A intenção dele (assessor) era que o chefão fosse mandar dar uma surra nelas e obrigá-las a trabalhar para a vereadora ou em caso de recusa até mesmo matá-las”.
Uma líder comunitária relatou na investigação formal que foi ameaçada porque não participou de panfletagem da campanha da hoje ministra nomeada.
Invasão de casas
Um dos assessores de Cristiane à época foi acusado de, em cumplicidade com um primo apelidado de “Cigarrão”, invadir casas dos moradores para a retirada de cartazes de outros políticos por ordem de Zezito.
Ritmo. Em quase oito anos o inquérito andou devagar. Cristiane Brasil nunca foi ouvida, apesar de ter sido expedida contra ela, em 29 de setembro de 2011, uma intimação para depoimento. A Polícia Civil tentou intimar Cristiane no Palácio Tiradentes, sede da Assembleia Legislativa. Na época ela era secretária de Envelhecimento Saudável do município.
O inquérito tramitava desde 2010 na Delegacia de Combate às Drogas. Na semana passada, depois de o Estado pedir acesso aos autos, a investigação foi remetida pela Polícia Civil ao Ministério Público Estadual.
O MP Estadual imediatamente anunciou que o remeteria ao Ministério Público Federal no Rio. Em 2015, porém, Cristiane, após ser eleita deputa federal em 2014, ganhou direito a foro especial no Supremo Tribunal Federal (STF).
Nomeada ministra
Ela foi nomeada há um mês ministra do Trabalho pelo presidente Michel Temer. O objetivo de Temer era obter apoio do PTB, presidido por Roberto Jefferson, pai da deputada e presidente da legenda, à Reforma da Previdência.
Uma série de decisões judiciais, a mais recente da presidente do Supremo, ministra Cármen Lucia, a impediu provisoriamente a deputada de tomar posse.
“Sem fundamento”
O advogado de Cristiane Brasil, André Miranda, disse que o inquérito que investiga sua cliente tem como base uma denúncia “apócrifa”, sem fundamentos.
“Tudo isso que está sendo falado é de uma denúncia apócrifa e nada disso foi confirmado no inquérito. Nada deu ensejo a um ajuizamento penal. Até uma pessoa que não existe pode ser acusada de alguma coisa”, disse Miranda. Procurada, a parlamentar não quis dar entrevista.

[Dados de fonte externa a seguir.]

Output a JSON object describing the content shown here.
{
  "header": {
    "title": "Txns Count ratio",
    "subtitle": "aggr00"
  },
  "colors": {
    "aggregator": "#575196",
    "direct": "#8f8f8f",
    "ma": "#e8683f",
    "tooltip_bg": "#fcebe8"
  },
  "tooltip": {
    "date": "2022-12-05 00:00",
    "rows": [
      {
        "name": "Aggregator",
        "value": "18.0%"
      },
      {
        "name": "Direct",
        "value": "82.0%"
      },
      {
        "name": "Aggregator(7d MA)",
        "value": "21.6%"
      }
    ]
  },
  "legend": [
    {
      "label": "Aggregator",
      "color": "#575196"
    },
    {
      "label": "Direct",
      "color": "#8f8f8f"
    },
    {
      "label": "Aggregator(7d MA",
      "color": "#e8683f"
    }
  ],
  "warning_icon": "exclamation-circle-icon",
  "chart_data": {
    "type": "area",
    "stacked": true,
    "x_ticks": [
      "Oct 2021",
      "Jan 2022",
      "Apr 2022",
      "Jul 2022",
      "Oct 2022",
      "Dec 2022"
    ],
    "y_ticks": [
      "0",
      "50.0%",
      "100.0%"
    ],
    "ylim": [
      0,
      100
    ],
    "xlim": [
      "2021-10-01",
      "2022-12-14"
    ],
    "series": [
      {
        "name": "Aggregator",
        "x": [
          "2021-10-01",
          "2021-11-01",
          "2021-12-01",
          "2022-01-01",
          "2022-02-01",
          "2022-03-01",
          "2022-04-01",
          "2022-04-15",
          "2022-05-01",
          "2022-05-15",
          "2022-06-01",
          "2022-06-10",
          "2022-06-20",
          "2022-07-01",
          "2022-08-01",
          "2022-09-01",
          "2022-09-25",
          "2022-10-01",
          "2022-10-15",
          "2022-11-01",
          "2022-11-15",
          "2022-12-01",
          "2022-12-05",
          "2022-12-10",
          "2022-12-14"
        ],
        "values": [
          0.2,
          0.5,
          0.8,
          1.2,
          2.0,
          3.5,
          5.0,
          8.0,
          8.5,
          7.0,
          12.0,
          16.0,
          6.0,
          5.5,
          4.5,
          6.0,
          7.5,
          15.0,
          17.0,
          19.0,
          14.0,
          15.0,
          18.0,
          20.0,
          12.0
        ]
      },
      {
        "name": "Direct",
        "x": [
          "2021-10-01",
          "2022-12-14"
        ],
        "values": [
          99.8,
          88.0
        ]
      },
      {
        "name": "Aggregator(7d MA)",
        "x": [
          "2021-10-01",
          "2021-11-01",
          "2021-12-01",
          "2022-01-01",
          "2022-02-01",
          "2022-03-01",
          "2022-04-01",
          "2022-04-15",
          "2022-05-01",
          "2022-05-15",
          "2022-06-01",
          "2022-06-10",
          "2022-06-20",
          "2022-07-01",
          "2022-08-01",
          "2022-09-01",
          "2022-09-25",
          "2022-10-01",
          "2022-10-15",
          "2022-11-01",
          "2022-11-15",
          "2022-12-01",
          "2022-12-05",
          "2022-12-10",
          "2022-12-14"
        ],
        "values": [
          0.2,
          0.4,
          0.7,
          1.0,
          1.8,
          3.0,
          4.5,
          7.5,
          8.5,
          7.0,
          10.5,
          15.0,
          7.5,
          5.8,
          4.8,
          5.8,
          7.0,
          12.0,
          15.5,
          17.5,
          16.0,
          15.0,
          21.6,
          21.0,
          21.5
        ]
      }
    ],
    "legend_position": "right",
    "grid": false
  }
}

Por meio de nota, a assessoria do deputado Marcus Vinícius disse que ele prestou esclarecimentos sobre uma “denúncia anônima” e alegou “motivações políticas de algum adversário incomodado com a atuação do parlamentar na região”.
Em seu depoimento à Polícia Civil, Vinicius alegou que nunca teve envolvimento com traficantes ou qualquer pessoa ligada a atividade ilícita. Ele admitiu, porém, que, em 2010, esteve em várias comunidades carentes “com o objetivo de fazer campanha política para a reeleição ao cargo de deputado estadual”. Afirmou que durante as visitas “não viu nem entrou em contato com qualquer pessoa ligada à atividade ilícita do tráfico de drogas”.
Sobre o envio dos autos para o Ministério Público Federal, o Ministério Público Estadual afirmou que “inúmeros inquéritos tramitam entre as delegacias” e o MP-RJ.
Já a assessoria da Polícia Civil afirmou que o delegado Felipe Curi, titular da Delegacia de Combate às Drogas, disse na semana passada que o inquérito policial estava sob sigilo. Por esse motivo, não poderia responder nenhuma pergunta da reportagem.